Daniil Trifonov || Destination Rachmaninov: Departure

Daniil Trifonov -  Destination Rachmaninov: Departure

Daniil Trifonov || Destination Rachmaninov: Departure
1 CD
Deutsche Grammophone
Erhältlich ab:  12.10.2018
 

Ein klanggewaltiges Reisetagebuch

Rachmaninov ging es nicht gut, als er sich 1900 an die Arbeit zu seinem zweiten  Klavierkonzert machte. Drei Jahre zuvor war seine erste Sinfonie beim Publikum und den Kritikern durchgefallen, was dem jungen Komponisten arg zusetzte – so sehr, dass er sich mit Depressionen in psychologische Behandlung begab. Sein erstes Klavierkonzert lag zehn Jahre zurück.
Ganz anders sein zweites Klavierkonzert op. 18 in c-Moll, das so groß und schwelgerisch, mit romantischer Attitüde daherkommt. Nicht nur, daß es bei seiner Moskauer Uraufführung im Oktober 1901  gefeiert wurde – es ist das beliebteste seiner vier Konzerte geworden, nicht zuletzt seines zweiten Satzes wegen, dem Adagio sostenuto.

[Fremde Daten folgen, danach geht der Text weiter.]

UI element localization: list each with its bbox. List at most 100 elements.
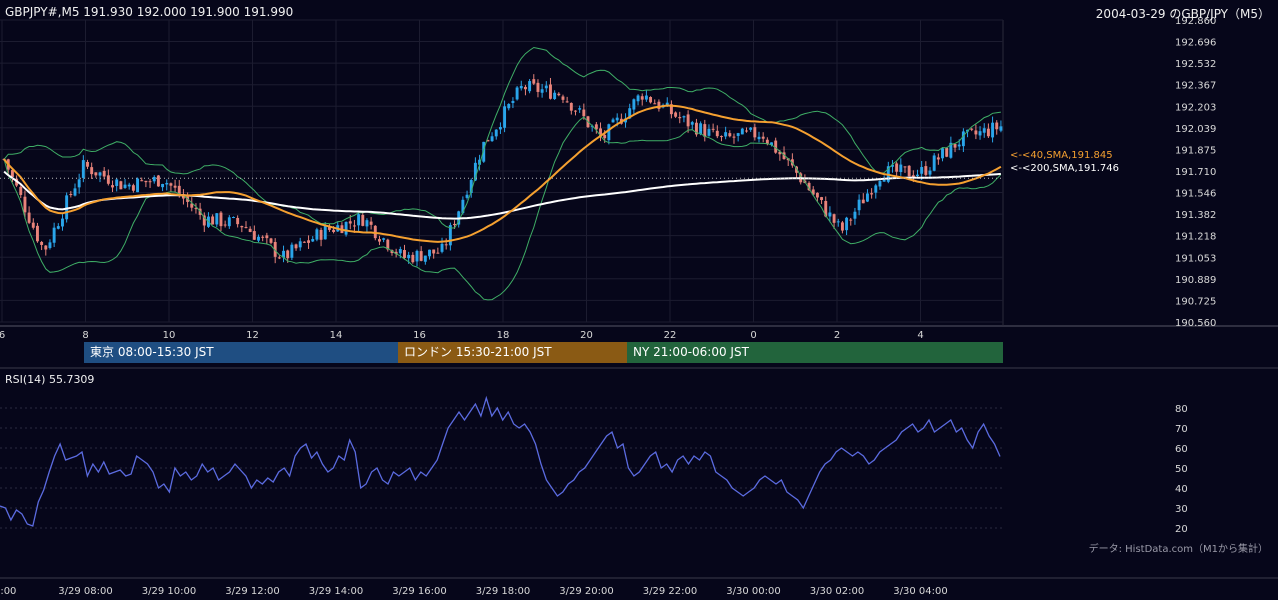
candle-body xyxy=(807,182,811,191)
hour-tick-label: 18 xyxy=(497,330,510,341)
candle-body xyxy=(361,214,365,226)
time-tick-label: 3/29 22:00 xyxy=(643,586,697,597)
candle-body xyxy=(603,134,607,139)
candle-body xyxy=(219,212,223,227)
candle-body xyxy=(227,217,231,227)
time-tick-label: 3/29 14:00 xyxy=(309,586,363,597)
candle-body xyxy=(953,143,957,148)
rsi-tick-label: 50 xyxy=(1175,464,1188,475)
candle-body xyxy=(782,152,786,160)
candle-body xyxy=(86,161,89,167)
candle-body xyxy=(715,130,719,137)
candle-body xyxy=(35,225,39,242)
candle-body xyxy=(557,93,561,96)
candle-body xyxy=(599,128,602,137)
candle-body xyxy=(44,245,48,250)
candle-body xyxy=(832,214,836,223)
candle-body xyxy=(849,219,853,221)
candle-body xyxy=(757,136,761,140)
candle-body xyxy=(236,217,240,225)
candle-body xyxy=(81,160,85,178)
candle-body xyxy=(482,141,486,162)
candle-body xyxy=(840,222,844,231)
price-tick-label: 192.203 xyxy=(1175,102,1216,113)
price-tick-label: 191.546 xyxy=(1175,189,1216,200)
time-tick-label: 3/29 18:00 xyxy=(476,586,530,597)
price-tick-label: 190.725 xyxy=(1175,296,1216,307)
rsi-tick-label: 80 xyxy=(1175,404,1188,415)
rsi-tick-label: 70 xyxy=(1175,424,1188,435)
candle-body xyxy=(490,136,494,142)
candle-body xyxy=(594,124,598,130)
candle-body xyxy=(369,221,373,225)
candle-body xyxy=(853,211,857,219)
candle-body xyxy=(544,85,548,89)
candle-body xyxy=(77,179,81,188)
candle-body xyxy=(636,95,640,102)
candle-body xyxy=(903,166,907,168)
candle-body xyxy=(223,224,227,226)
candle-body xyxy=(315,229,319,240)
candle-body xyxy=(390,250,394,254)
candle-body xyxy=(248,228,252,232)
candle-body xyxy=(415,250,419,262)
candle-body xyxy=(703,124,707,137)
hour-tick-label: 2 xyxy=(834,330,840,341)
time-tick-label: 3/29 10:00 xyxy=(142,586,196,597)
bollinger-upper-line xyxy=(3,46,1001,229)
candle-body xyxy=(995,122,999,130)
sma200-line xyxy=(3,170,1001,220)
price-tick-label: 191.710 xyxy=(1175,167,1216,178)
candle-body xyxy=(61,218,64,227)
hour-tick-label: 16 xyxy=(413,330,426,341)
candle-body xyxy=(511,100,515,103)
candle-body xyxy=(957,144,961,147)
candle-body xyxy=(536,82,540,92)
candle-body xyxy=(428,249,431,257)
candle-body xyxy=(628,108,632,119)
candle-body xyxy=(290,244,294,258)
candle-body xyxy=(740,128,744,135)
candle-body xyxy=(432,249,436,254)
candle-body xyxy=(111,185,114,188)
symbol-info: GBPJPY#,M5 191.930 192.000 191.900 191.9… xyxy=(5,5,294,19)
candle-body xyxy=(678,117,682,119)
session-ny: NY 21:00-06:00 JST xyxy=(627,342,1003,363)
candle-body xyxy=(232,217,235,219)
candle-body xyxy=(411,254,415,263)
candle-body xyxy=(582,109,586,117)
candle-body xyxy=(970,128,974,130)
hour-tick-label: 0 xyxy=(750,330,756,341)
candle-body xyxy=(720,136,723,138)
candle-body xyxy=(765,139,769,144)
price-tick-label: 192.039 xyxy=(1175,124,1216,135)
candle-body xyxy=(473,162,477,181)
candle-body xyxy=(102,170,106,177)
sma40-tag: <-<40,SMA,191.845 xyxy=(1010,150,1113,161)
candle-body xyxy=(177,185,181,196)
time-tick-label: 3/29 12:00 xyxy=(225,586,279,597)
candle-body xyxy=(40,241,44,245)
candle-body xyxy=(795,166,799,173)
candle-body xyxy=(578,108,582,110)
data-credit: データ: HistData.com（M1から集計） xyxy=(1088,544,1268,555)
candle-body xyxy=(515,87,519,100)
candle-body xyxy=(136,178,140,193)
candle-body xyxy=(523,86,527,90)
candle-body xyxy=(31,222,35,228)
candle-body xyxy=(632,99,636,110)
candle-body xyxy=(961,131,965,147)
candle-body xyxy=(56,226,60,229)
candle-body xyxy=(949,142,953,158)
candle-body xyxy=(123,184,127,188)
candle-body xyxy=(882,180,886,182)
candle-body xyxy=(565,101,569,103)
time-tick-label: 06:00 xyxy=(0,586,16,597)
sma40-line xyxy=(3,104,1002,243)
candle-body xyxy=(865,193,869,202)
candle-body xyxy=(528,81,532,92)
candle-body xyxy=(152,176,156,182)
candle-body xyxy=(532,79,536,84)
candle-body xyxy=(398,249,402,254)
price-tick-label: 191.382 xyxy=(1175,210,1216,221)
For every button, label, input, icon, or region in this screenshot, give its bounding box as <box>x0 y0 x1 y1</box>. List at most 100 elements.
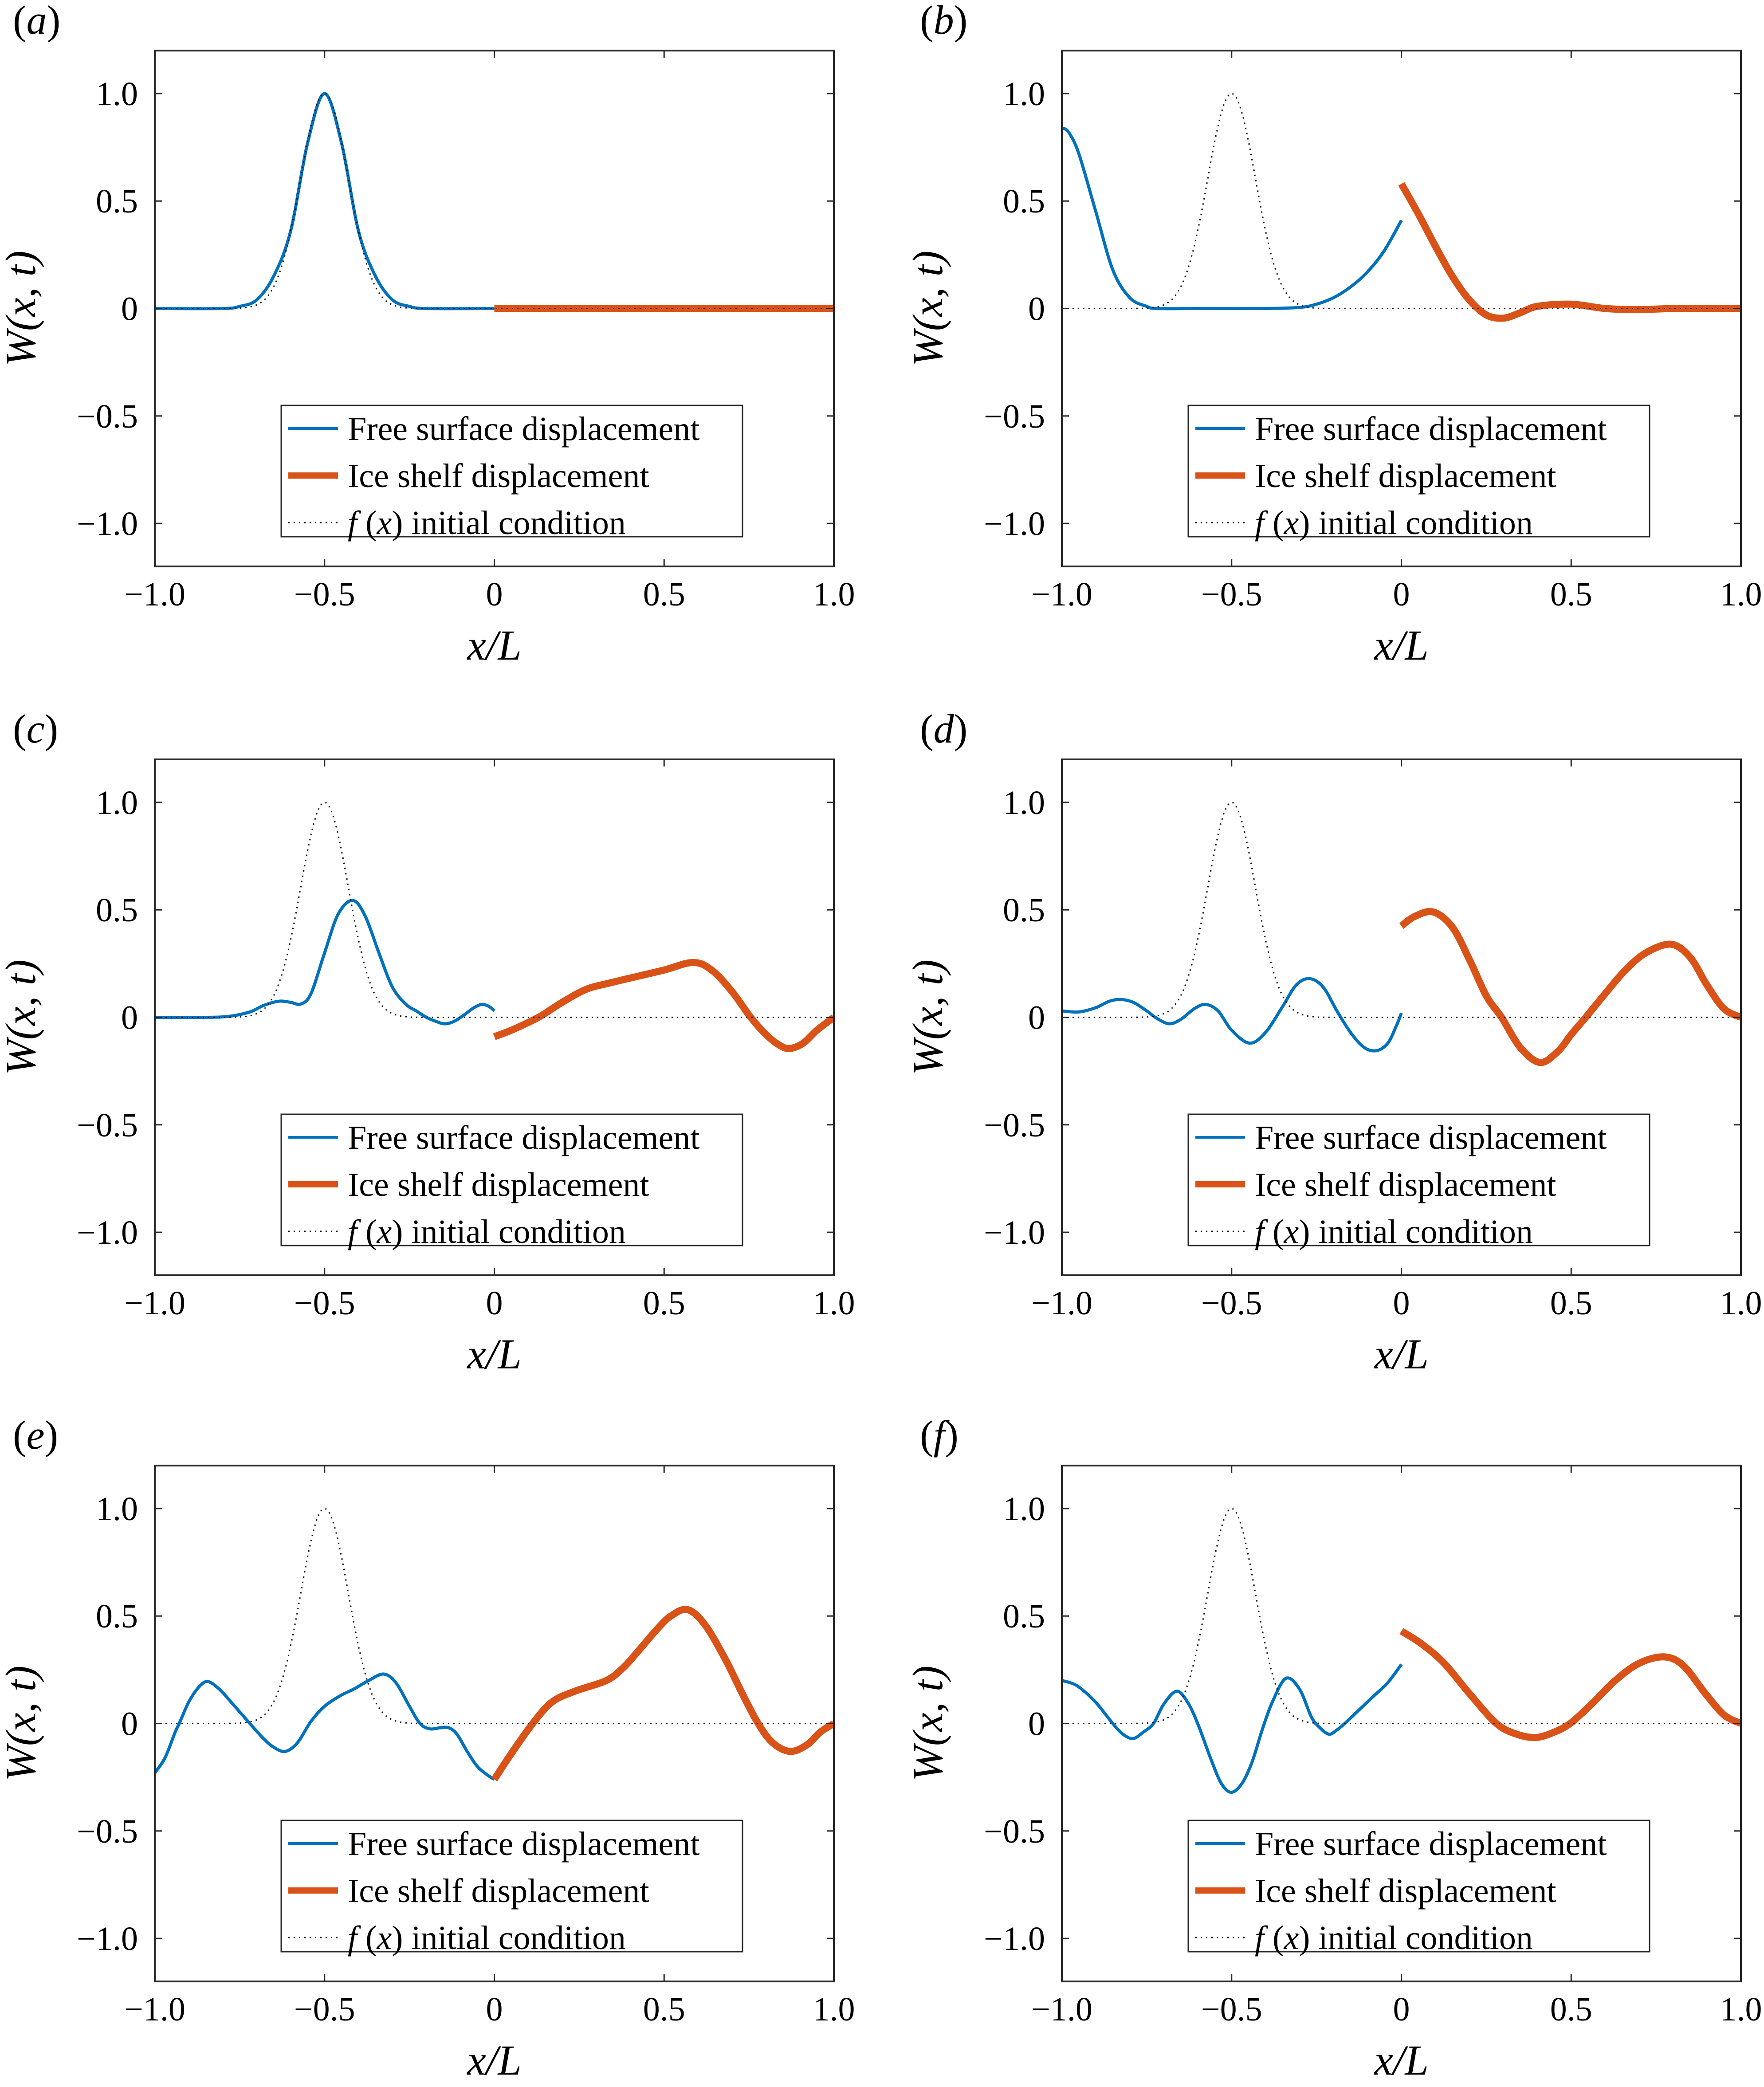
x-tick-label: 0 <box>1393 1285 1410 1322</box>
free-surface-curve <box>155 92 495 310</box>
legend: Free surface displacement Ice shelf displ… <box>280 1113 743 1250</box>
x-tick-label: 0.5 <box>1550 1285 1592 1322</box>
plot-area <box>155 92 834 312</box>
free-surface-curve <box>1062 126 1403 310</box>
legend-label: Ice shelf displacement <box>348 1872 649 1910</box>
x-axis-label: x/L <box>466 2036 522 2084</box>
legend-label: Free surface displacement <box>1255 1825 1607 1863</box>
panel-label: (d) <box>920 706 967 751</box>
plot-area <box>1062 93 1741 322</box>
initial-condition-curve <box>155 802 834 1018</box>
x-axis-label: x/L <box>1373 1330 1429 1378</box>
y-tick-label: 0 <box>121 1706 138 1743</box>
x-tick-label: 1.0 <box>1720 1991 1762 2028</box>
initial-condition-curve <box>1062 802 1741 1018</box>
y-axis-label: W(x, t) <box>904 959 951 1075</box>
y-tick-label: −1.0 <box>984 1214 1045 1251</box>
initial-condition-curve <box>1062 1508 1741 1724</box>
x-tick-label: −1.0 <box>124 1285 185 1322</box>
y-tick-label: 0 <box>121 291 138 328</box>
y-tick-label: 0 <box>121 999 138 1037</box>
y-axis-label: W(x, t) <box>0 1666 44 1781</box>
y-axis-label: W(x, t) <box>0 251 44 366</box>
ice-shelf-curve <box>493 959 834 1052</box>
x-tick-label: 0 <box>486 1991 503 2028</box>
panel-d: (d) −1.0 −1.0 −0.5 −0.5 0 0 0.5 0.5 1.0 1.0 x/L W(x,… <box>904 706 1762 1378</box>
y-tick-label: 0 <box>1028 1706 1045 1743</box>
initial-condition-curve <box>155 93 834 309</box>
y-tick-label: 0.5 <box>96 183 138 220</box>
ice-shelf-curve <box>1399 1628 1741 1741</box>
y-tick-label: 0 <box>1028 291 1045 328</box>
x-tick-label: 0 <box>1393 1991 1410 2028</box>
plot-area <box>155 802 834 1052</box>
x-tick-label: −0.5 <box>294 1991 355 2028</box>
x-tick-label: −1.0 <box>1031 1285 1092 1322</box>
x-tick-label: −0.5 <box>1201 576 1262 613</box>
legend-label: Ice shelf displacement <box>1255 1872 1556 1910</box>
x-tick-label: 0.5 <box>643 1991 685 2028</box>
y-tick-label: 0.5 <box>96 1598 138 1635</box>
x-tick-label: 0 <box>1393 576 1410 613</box>
y-tick-label: 0.5 <box>1003 183 1045 220</box>
panel-label: (c) <box>13 706 58 751</box>
initial-condition-curve <box>1062 93 1741 309</box>
y-tick-label: −1.0 <box>984 1920 1045 1957</box>
panel-b: (b) −1.0 −1.0 −0.5 −0.5 0 0 0.5 0.5 1.0 1.0 x/L W(x,… <box>904 0 1762 669</box>
legend: Free surface displacement Ice shelf displ… <box>1187 1820 1650 1957</box>
legend-label: Ice shelf displacement <box>1255 457 1556 495</box>
plot-area <box>155 1508 834 1781</box>
plot-area <box>1062 802 1741 1066</box>
y-tick-label: −0.5 <box>984 398 1045 435</box>
y-tick-label: −1.0 <box>77 505 138 542</box>
y-tick-label: 0.5 <box>1003 1598 1045 1635</box>
x-tick-label: 0.5 <box>1550 1991 1592 2028</box>
y-tick-label: 0 <box>1028 999 1045 1037</box>
y-tick-label: 1.0 <box>1003 784 1045 821</box>
x-tick-label: −1.0 <box>1031 1991 1092 2028</box>
ice-shelf-curve <box>1398 182 1741 322</box>
x-tick-label: 1.0 <box>1720 1285 1762 1322</box>
y-tick-label: 1.0 <box>1003 75 1045 113</box>
y-axis-label: W(x, t) <box>904 251 951 366</box>
x-tick-label: −0.5 <box>1201 1285 1262 1322</box>
y-tick-label: −0.5 <box>984 1107 1045 1144</box>
x-tick-label: 1.0 <box>813 1285 855 1322</box>
legend-label: Free surface displacement <box>1255 1119 1607 1156</box>
y-tick-label: −0.5 <box>984 1813 1045 1850</box>
y-tick-label: −1.0 <box>77 1214 138 1251</box>
y-tick-label: 0.5 <box>96 892 138 929</box>
y-tick-label: 1.0 <box>96 75 138 113</box>
free-surface-curve <box>1062 977 1403 1053</box>
x-axis-label: x/L <box>466 621 522 669</box>
legend-label: Free surface displacement <box>348 1825 699 1863</box>
y-tick-label: 1.0 <box>96 784 138 821</box>
x-tick-label: −0.5 <box>294 576 355 613</box>
y-tick-label: −0.5 <box>77 398 138 435</box>
free-surface-curve <box>155 1672 495 1781</box>
legend-label: f (x) initial condition <box>348 1213 626 1250</box>
legend-label: f (x) initial condition <box>1255 1213 1533 1250</box>
legend-label: f (x) initial condition <box>348 1919 626 1957</box>
legend-label: f (x) initial condition <box>348 504 626 542</box>
panel-label: (b) <box>920 0 967 43</box>
legend: Free surface displacement Ice shelf displ… <box>1187 1113 1650 1250</box>
x-tick-label: 0 <box>486 576 503 613</box>
y-tick-label: −1.0 <box>984 505 1045 542</box>
x-axis-label: x/L <box>1373 2036 1429 2084</box>
x-tick-label: −0.5 <box>1201 1991 1262 2028</box>
legend-label: Ice shelf displacement <box>348 457 649 495</box>
ice-shelf-curve <box>491 1606 834 1781</box>
legend: Free surface displacement Ice shelf displ… <box>1187 405 1650 542</box>
panel-c: (c) −1.0 −1.0 −0.5 −0.5 0 0 0.5 0.5 1.0 1.0 x/L W(x,… <box>0 706 855 1378</box>
x-tick-label: 1.0 <box>813 1991 855 2028</box>
legend-label: f (x) initial condition <box>1255 1919 1533 1957</box>
legend-label: f (x) initial condition <box>1255 504 1533 542</box>
x-tick-label: 0.5 <box>1550 576 1592 613</box>
panel-label: (f) <box>920 1412 959 1458</box>
x-tick-label: 1.0 <box>813 576 855 613</box>
x-tick-label: 0.5 <box>643 1285 685 1322</box>
y-tick-label: 0.5 <box>1003 892 1045 929</box>
free-surface-curve <box>1062 1663 1403 1794</box>
y-tick-label: 1.0 <box>1003 1490 1045 1528</box>
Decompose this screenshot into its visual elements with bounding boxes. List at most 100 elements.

Sein viertes Klavierkonzert, das g-Moll Konzert komponierte er 1926 in den USA als erstes größeres Werk seit seiner Übersiedlung 1918 in die USA  – es sollte zugleich sein letztes sein. Unüberhörbar in diesem Konzert die Einflüsse seiner neuen Umgebung: der Jazzharmonik, rhythmische Finessen, die Instrumentierung. Und dennoch - bei seiner Uraufführung im März 1927 fiel das Werk, ähnlich die Sinfonie Nr. 1, gnadenlos durch. Vielen war es zu modern geraten, sie waren irritiert  von Rachmaninovs neuem Ausdruck, der so gar nicht zum romantischen Ton seines zweiten Klavierkonzerts passen wollte. 

Sich ein Musikstück anzueignen ist jedes Mal, als wenn man sich auf eine Reise begibt. Dreist, wenn man es zu kennen glaubt, bietet die neuerliche Erarbeitung immer wieder Anlaß, zu verweilen, neue Facetten zu erkunden. Der Pianist Daniil Trifonov hat eine solche Reise unternommen, sowohl im übertragenen, als auch im direkten Sinne, und das vorliegende Album „Destination Rachmaninov: Departure“ ist das erste der konzeptionell zweiteilig angelegten Veröffentlichung.  Der zweite Teil, „Destination Rachmaninov: Arrival“, wird im September 2019 veröffentlicht. Beide Alben darf man getrost als Einladung verstehen, an dieser Reise teilzuhaben. So, wie der Komponist vor nunmehr hundert Jahren, reiste auch Trifonov in die USA, um dort mit dem Philadelphia Orchestra unter der Leitung von Yannick Nézet-Séguin die vier Klavierkonzerte Sergej Rachmaninovs aufzunehmen. Gewissermaßen schließt sich hier ein Kreis. Denn wieder ist es dieses Orchester, das den Pianisten begleitet,  117 Jahre nach der Uraufführung des g-Moll-Konzerts - damals stand Leopold Stokowski am Pult. Interessanterweise entschied sich Trifonov, statt des 1941 überarbeiteten Konzerts für seine Originalfassung.


Zwischen die beiden Konzerte hat Trifonov drei der sechs Sätze aus Bachs Partita für Violine in E-Dur, BWV 1006 platziert, die Sergej Rachmaninov für Soloklavier transkribiert und arrangiert hatte:  Präludium, Gavotte und Gigue. Für Rachmaninov waren solche Klaviertranskriptionen Handwerk und Gelderwerb in einer Zeit, da er nach seiner Übersiedlung in die USA mehr als Pianist denn als Komponist tätig war. Zu den bekanntesten Arbeiten dieser Art zählt zweifelsohne die Bearbeitung von Rimsky-Korsakows „Hummelflug“. Die drei Bach-Transkriptionen wurden zum ersten Mal vollständig am 9. November 1933 in Harrsiburg vorgestellt. Trifonovs Vergnügen an den Arrangements dieser lebhaften und in sich polyphonen pianistischen Miniaturen, ist spürbar und sie überträgt sich auf den Hörer, der sie hier als Zwischenstation der Reise zu Rachmaninov erlebt.